Sunday, September 30, 2012

Higher Education: a Public Good

In a recent New York Times article, Andrew Rice discusses the reasons for President Sullivan’s resignation this past June.  One part of this article in particular stood out in relation to our class.  Rice quotes Hunter Rawlings, the chief executive of the Association of American Universities:

“There was once a consensus in America that higher education was a public good,” Rawlings says. “What is new now, and radically different, is that after five, six, seven years in reductions in state funding for higher education, the whole system is under stress.” 
I’ve never thought of higher education as a public good.  After all, at the University of Virginia (a public school), there is both excludability and rivalrous consumption.  Many students who would want to attend UVA are kept out (excludability) and even those admitted find themselves fighting to gain one of the limited spots in the classes they hope to enroll in.
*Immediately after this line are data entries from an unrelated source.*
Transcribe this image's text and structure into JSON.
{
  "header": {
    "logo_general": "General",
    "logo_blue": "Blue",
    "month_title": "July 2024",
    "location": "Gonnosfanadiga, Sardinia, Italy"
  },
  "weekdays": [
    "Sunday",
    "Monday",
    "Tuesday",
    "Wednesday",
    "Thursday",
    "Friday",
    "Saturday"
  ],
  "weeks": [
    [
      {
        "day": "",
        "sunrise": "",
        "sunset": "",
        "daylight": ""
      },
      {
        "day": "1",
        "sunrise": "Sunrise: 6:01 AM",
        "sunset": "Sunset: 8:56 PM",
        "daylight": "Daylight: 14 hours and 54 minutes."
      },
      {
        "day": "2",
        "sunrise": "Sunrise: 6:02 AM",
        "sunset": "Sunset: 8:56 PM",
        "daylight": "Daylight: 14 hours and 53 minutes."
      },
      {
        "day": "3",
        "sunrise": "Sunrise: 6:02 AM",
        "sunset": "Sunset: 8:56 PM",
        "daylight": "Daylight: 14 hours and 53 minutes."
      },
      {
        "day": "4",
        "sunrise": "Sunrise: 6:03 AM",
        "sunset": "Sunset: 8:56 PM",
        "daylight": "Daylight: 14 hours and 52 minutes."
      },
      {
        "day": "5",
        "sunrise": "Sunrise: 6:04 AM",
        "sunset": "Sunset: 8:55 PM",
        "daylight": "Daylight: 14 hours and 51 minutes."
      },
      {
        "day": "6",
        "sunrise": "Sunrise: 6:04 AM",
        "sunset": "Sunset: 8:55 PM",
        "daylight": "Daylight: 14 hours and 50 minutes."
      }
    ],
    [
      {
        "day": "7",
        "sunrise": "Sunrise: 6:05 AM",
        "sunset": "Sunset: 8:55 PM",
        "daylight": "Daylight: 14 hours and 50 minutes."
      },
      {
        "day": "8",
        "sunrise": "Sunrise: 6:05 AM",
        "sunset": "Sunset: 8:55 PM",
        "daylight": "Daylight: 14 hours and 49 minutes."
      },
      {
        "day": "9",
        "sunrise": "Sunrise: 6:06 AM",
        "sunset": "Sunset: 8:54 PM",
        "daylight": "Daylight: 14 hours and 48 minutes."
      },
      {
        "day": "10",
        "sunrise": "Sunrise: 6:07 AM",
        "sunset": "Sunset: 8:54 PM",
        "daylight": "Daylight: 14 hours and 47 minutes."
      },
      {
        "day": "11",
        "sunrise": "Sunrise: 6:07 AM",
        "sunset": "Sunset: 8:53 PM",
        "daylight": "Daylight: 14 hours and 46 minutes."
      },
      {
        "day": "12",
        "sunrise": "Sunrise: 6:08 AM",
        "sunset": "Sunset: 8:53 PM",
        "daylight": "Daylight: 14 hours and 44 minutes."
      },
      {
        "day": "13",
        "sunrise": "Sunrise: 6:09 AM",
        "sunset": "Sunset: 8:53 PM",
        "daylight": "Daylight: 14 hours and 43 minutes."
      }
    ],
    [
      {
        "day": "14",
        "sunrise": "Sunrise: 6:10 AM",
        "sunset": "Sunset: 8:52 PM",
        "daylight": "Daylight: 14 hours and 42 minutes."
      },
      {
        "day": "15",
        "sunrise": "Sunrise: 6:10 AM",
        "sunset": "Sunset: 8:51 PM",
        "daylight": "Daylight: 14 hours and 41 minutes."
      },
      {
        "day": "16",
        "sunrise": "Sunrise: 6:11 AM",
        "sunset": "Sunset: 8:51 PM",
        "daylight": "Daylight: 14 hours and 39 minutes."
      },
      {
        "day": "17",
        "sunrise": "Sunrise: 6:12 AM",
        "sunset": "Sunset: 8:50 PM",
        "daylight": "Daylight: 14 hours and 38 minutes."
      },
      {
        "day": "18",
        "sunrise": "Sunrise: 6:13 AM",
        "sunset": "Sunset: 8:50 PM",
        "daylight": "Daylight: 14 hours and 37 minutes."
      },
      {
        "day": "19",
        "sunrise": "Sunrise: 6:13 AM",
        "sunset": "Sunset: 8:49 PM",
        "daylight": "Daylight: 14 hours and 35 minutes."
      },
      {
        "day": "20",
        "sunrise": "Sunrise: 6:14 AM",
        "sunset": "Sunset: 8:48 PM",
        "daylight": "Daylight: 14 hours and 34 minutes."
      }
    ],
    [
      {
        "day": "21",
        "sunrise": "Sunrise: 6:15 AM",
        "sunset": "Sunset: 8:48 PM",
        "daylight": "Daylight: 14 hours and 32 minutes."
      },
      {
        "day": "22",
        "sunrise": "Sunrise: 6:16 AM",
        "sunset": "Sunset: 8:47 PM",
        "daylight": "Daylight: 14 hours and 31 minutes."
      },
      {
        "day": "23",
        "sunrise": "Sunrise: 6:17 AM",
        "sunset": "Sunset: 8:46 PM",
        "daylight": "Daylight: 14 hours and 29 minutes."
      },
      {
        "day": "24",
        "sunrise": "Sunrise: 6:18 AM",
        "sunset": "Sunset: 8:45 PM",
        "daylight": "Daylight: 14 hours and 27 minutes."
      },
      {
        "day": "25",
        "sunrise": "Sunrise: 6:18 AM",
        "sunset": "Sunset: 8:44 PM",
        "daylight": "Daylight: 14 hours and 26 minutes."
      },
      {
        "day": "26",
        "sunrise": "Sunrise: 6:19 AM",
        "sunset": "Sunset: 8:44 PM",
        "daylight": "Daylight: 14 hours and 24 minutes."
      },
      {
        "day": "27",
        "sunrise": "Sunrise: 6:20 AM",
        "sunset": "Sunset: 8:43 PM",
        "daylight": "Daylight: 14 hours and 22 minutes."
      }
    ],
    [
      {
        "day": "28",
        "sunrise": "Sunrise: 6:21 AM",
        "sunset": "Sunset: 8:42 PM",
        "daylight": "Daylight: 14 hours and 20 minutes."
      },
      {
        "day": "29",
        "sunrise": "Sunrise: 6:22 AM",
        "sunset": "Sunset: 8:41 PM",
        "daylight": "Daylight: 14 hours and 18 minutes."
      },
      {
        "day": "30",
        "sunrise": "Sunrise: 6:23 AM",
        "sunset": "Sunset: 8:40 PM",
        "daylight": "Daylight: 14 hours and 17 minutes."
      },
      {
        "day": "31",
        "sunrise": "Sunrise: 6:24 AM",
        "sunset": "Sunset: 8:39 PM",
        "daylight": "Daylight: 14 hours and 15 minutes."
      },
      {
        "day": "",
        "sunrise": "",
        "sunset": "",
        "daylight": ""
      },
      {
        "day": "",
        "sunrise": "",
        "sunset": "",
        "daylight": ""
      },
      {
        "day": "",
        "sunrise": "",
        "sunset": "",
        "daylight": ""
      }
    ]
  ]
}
The classes are limited in size because they, on average, exhibit the qualities of rivalrous consumption – the more people in the class, the less you enjoy it [can’t participate/ask questions as much, distracted by classmates who are on Facebook, etc].   So from that view, it is not clear at all that higher public education is a public good. 
 
However, Rawlings was considering not the actual education but the effects of higher education when declaring it to be a public good.  Bill Clinton explained it well in his speech at the Democratic National Convention:

“It turns out that advancing equal opportunity and economic empowerment is both morally right and good economics, because discrimination, poverty and ignorance restrict growth, while investments in education, infrastructure and scientific and technological research increase it, creating more good jobs and new wealth for all of us.
The benefits of having public colleges affect everyone.  More people are educated, which means they (theoretically at least) have better jobs or are more productive at their jobs.  Consequently, they are able to create better products or perform services better for the rest of us to buy.  They can also create new technology.  Since others having an education makes us all collectively better, the idea behind public goods is that we should all help pay for this education; otherwise public education will be under-consumed.  Since people won’t help pay on their own (due to the free rider effect), the government enforces it through taxation.